Estas comunidades possuem direitos culturais históricos, assegurados pelos

artigos 215 e 216 da Constituição Federal, que tratam das questões relativas à

preservação dos valores culturais da população negra. Suas terras são

consideradas Território Cultural Nacional e estima-se que dois milhões de pessoas

vivam nelas. A necessidade de garantir esses direitos a um número expressivo de

pessoas certamente é imprescindível no processo de redemocratização do país,

pois a democracia deve ser expressa pela liberdade de ser diferente em uma

sociedade, porém respeitado como qualquer outro cidadão.

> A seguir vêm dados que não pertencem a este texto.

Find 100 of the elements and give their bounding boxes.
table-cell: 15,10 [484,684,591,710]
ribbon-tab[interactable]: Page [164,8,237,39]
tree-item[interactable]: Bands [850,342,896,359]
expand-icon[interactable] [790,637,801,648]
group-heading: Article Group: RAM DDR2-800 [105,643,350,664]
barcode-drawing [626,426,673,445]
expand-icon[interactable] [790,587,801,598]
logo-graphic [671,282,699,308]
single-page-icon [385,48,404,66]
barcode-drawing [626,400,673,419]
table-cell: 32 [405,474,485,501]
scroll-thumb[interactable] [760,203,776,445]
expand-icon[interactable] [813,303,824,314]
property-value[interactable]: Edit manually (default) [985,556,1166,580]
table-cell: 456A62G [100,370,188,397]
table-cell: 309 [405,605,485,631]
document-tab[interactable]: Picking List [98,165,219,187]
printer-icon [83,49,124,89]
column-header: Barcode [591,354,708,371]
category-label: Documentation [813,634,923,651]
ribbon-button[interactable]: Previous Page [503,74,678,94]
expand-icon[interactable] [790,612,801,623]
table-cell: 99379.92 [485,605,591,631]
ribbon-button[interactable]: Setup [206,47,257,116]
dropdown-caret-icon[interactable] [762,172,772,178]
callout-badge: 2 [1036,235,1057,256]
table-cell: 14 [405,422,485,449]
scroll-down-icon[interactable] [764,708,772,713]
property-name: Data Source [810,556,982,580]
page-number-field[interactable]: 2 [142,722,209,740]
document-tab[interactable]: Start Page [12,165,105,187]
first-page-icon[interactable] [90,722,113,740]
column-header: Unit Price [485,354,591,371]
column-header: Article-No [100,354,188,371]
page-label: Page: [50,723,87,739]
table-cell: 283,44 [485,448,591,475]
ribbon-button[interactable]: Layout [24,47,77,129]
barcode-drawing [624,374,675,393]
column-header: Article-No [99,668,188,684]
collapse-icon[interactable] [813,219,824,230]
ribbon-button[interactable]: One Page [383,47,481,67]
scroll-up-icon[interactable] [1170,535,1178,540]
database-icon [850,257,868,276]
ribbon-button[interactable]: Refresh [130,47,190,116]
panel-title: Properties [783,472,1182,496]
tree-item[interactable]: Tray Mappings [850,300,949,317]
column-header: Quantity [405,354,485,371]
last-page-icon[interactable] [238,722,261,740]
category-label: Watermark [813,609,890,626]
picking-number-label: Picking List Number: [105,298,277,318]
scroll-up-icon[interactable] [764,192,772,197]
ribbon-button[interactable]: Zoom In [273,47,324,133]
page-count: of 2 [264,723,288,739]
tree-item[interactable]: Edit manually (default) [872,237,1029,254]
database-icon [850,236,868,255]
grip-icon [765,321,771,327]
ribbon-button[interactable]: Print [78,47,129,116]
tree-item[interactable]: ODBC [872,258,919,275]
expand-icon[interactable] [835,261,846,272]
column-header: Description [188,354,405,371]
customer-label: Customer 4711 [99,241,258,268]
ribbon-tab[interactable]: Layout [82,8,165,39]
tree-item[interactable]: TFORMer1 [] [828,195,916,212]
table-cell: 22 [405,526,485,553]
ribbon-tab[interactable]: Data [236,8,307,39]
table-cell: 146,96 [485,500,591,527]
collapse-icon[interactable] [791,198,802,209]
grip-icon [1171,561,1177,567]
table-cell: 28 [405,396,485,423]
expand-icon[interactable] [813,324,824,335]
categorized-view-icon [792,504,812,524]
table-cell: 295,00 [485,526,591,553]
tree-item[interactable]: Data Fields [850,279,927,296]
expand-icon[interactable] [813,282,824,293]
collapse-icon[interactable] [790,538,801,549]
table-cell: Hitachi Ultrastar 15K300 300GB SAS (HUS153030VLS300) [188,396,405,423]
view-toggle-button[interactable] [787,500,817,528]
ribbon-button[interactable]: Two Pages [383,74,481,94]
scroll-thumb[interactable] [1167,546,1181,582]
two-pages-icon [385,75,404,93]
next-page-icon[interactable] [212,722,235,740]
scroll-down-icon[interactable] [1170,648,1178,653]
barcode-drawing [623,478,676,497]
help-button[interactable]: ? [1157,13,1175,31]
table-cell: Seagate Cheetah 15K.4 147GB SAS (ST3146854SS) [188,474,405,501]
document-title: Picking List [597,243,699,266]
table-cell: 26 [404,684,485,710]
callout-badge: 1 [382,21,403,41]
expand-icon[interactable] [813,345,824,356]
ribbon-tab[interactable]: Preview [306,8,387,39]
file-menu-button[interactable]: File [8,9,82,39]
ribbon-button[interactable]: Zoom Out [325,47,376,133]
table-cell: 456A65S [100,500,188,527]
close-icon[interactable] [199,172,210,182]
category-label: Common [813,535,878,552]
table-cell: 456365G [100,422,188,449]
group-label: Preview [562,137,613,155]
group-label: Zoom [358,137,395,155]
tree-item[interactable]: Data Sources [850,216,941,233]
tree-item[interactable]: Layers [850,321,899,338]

Há de se fazer valer os direitos garantidos no artigo 215 e 216 da

Constituição Federal, para que se pratique a democracia. O artigo 215 da

Constituição Federal prevê que

O Estado garantirá a todos, o pleno exercício dos direitos culturais e acesso às fontes da cultura nacional, e apoiará e incentivará a valorização e a difusão das manifestações culturais. [...] o Estado protegerá as manifestações das culturas populares, indígenas e afro-brasileiras e das de outros grupos participantes do processo civilizatório nacional (BRASIL, 1988, p.136).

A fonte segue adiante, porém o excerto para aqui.